The Ashburton 1200 (ASHEQF) ETF is the only ETF weighted by market capitalisation that invests in developed as well as emerging markets. For that reason, it’s been our ETF of choice for a few years.
This ETF has always been slightly more expensive than other locally-listed global offerings. The Ashburton team is changing the makeup of this ETF to be more competitively priced. Should the changes be approved, the total expense ratio (TER) of this ETF will reduce from 0.37% to 0.25% and the total investment cost (TIC) from 0.67% to 0.49%. Investors can help ensure these changes take effect by participating in the voting process via stockbrokers before 4 August 2020.

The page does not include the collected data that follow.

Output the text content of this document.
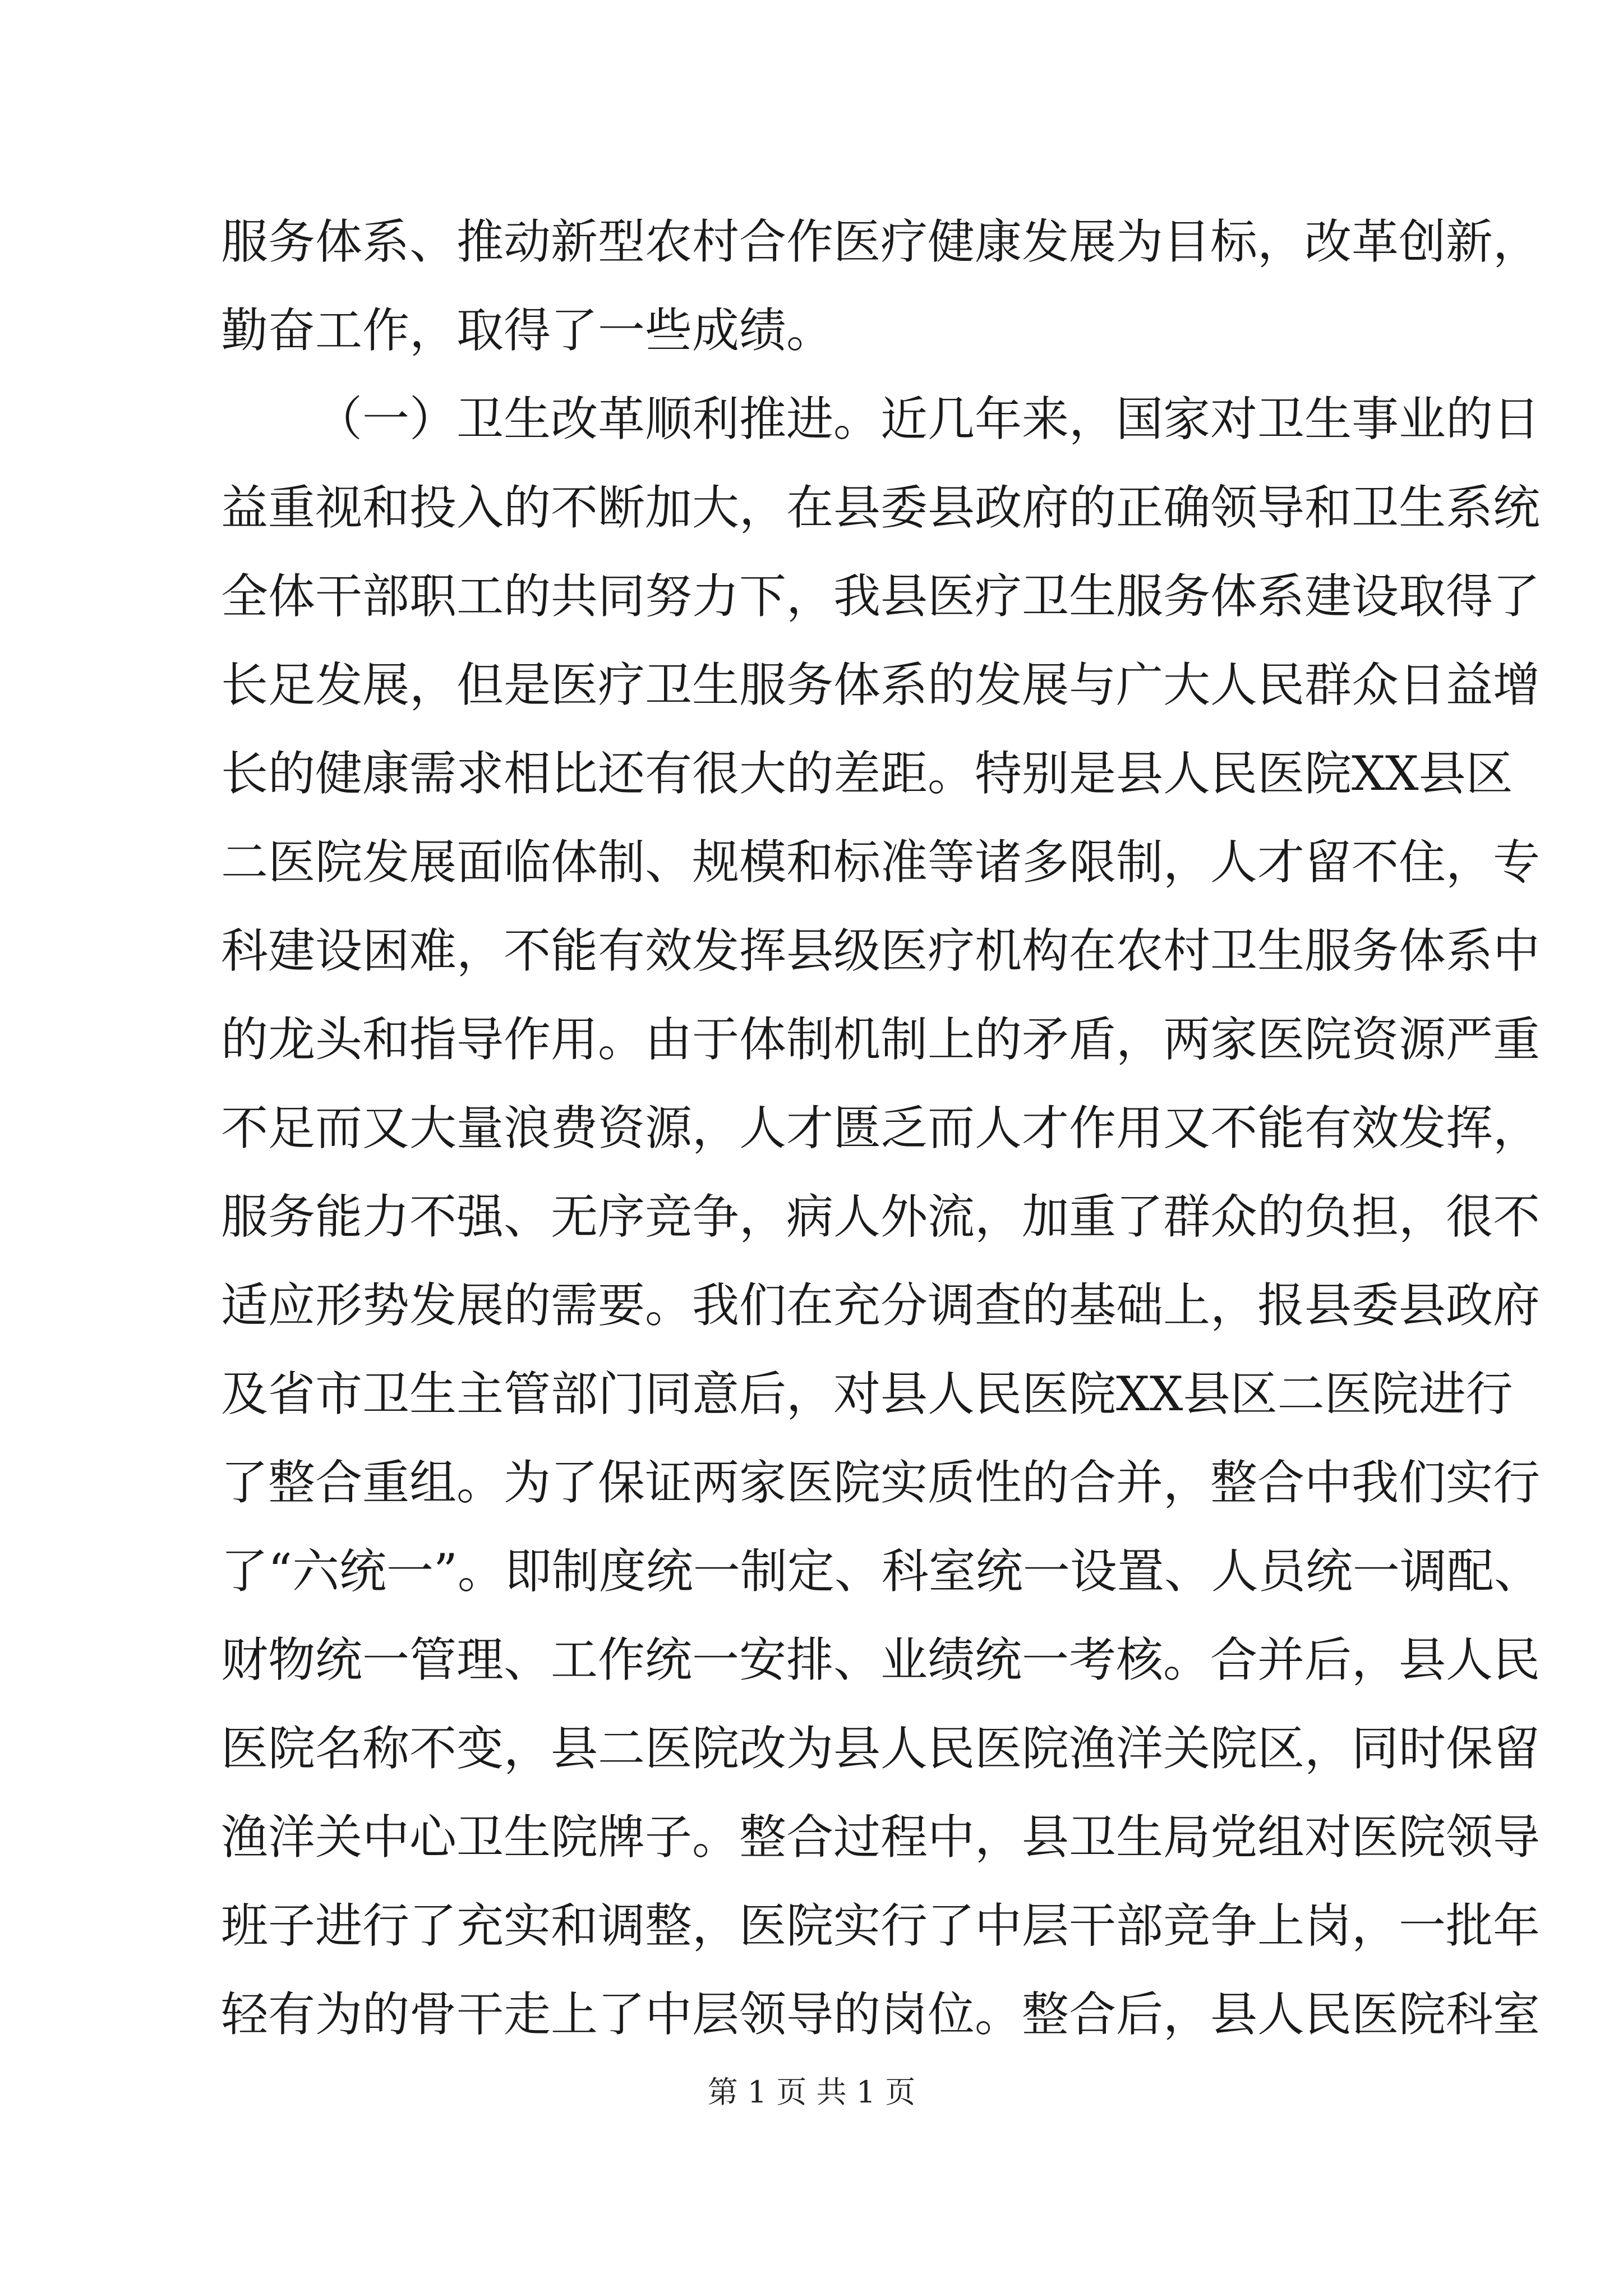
服务体系、推动新型农村合作医疗健康发展为目标，改革创新，
勤奋工作，取得了一些成绩。
（一）卫生改革顺利推进。近几年来，国家对卫生事业的日
益重视和投入的不断加大，在县委县政府的正确领导和卫生系统
全体干部职工的共同努力下，我县医疗卫生服务体系建设取得了
长足发展，但是医疗卫生服务体系的发展与广大人民群众日益增
长的健康需求相比还有很大的差距。特别是县人民医院XX县区
二医院发展面临体制、规模和标准等诸多限制，人才留不住，专
科建设困难，不能有效发挥县级医疗机构在农村卫生服务体系中
的龙头和指导作用。由于体制机制上的矛盾，两家医院资源严重
不足而又大量浪费资源，人才匮乏而人才作用又不能有效发挥，
服务能力不强、无序竞争，病人外流，加重了群众的负担，很不
适应形势发展的需要。我们在充分调查的基础上，报县委县政府
及省市卫生主管部门同意后，对县人民医院XX县区二医院进行
了整合重组。为了保证两家医院实质性的合并，整合中我们实行
了“六统一”。即制度统一制定、科室统一设置、人员统一调配、
财物统一管理、工作统一安排、业绩统一考核。合并后，县人民
医院名称不变，县二医院改为县人民医院渔洋关院区，同时保留
渔洋关中心卫生院牌子。整合过程中，县卫生局党组对医院领导
班子进行了充实和调整，医院实行了中层干部竞争上岗，一批年
轻有为的骨干走上了中层领导的岗位。整合后，县人民医院科室
第 1 页 共 1 页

First of all, Ashburton will no longer hold the underlying companies directly, but rather a collection of ETFs. This will make it a feeder fund of funds. We explain feeder funds here and talk about funds of funds here. Thankfully, the exposure of this ETF remains untouched. By buying seven ETFs instead of hundreds of shares and ETFs, the management cost is reduced significantly.
What’s under the hood
To ensure continued exposure to 1200 companies throughout developed and emerging markets, this ETF will now buy seven ETFs. These ETFs will provide exposure to the economies of the USA, Europe, Japan, Canada, Australia, Asia and Latin America.
The Ashburton 1200 is therefore one share that buys the seven ETFs listed below:
- iShares Core S&P 500 ETF
- iShares MSCI Europe UCITS ETF
- iShares S&P/TSX 60 Index ETF
- iShares Core TOPIX ETF
- iShares Asia 50 ETF
- iShares Latin America 40 ETF
- SPDR S&P/ASX 50 Fund
What this means for you
If you already hold the ETF, you get to vote on whether Ashburton can go ahead with these changes. You will be contacted by your stockbroker with instructions around the voting process.
Secondly, the international securities identification number (ISIN) number and the alpha code of the ETF will change. Although the exposure and underlying index of the ETF stays the same, the way in which we get exposure to the constituents of that index has changed and it therefore exists as a new product. Practically, this means the minimum disclosure documents won’t include historical ASHEQF performance and price data.
None of your existing ASHEQF shares will have to be sold or dematerialised, which means no tax events will be triggered by this change.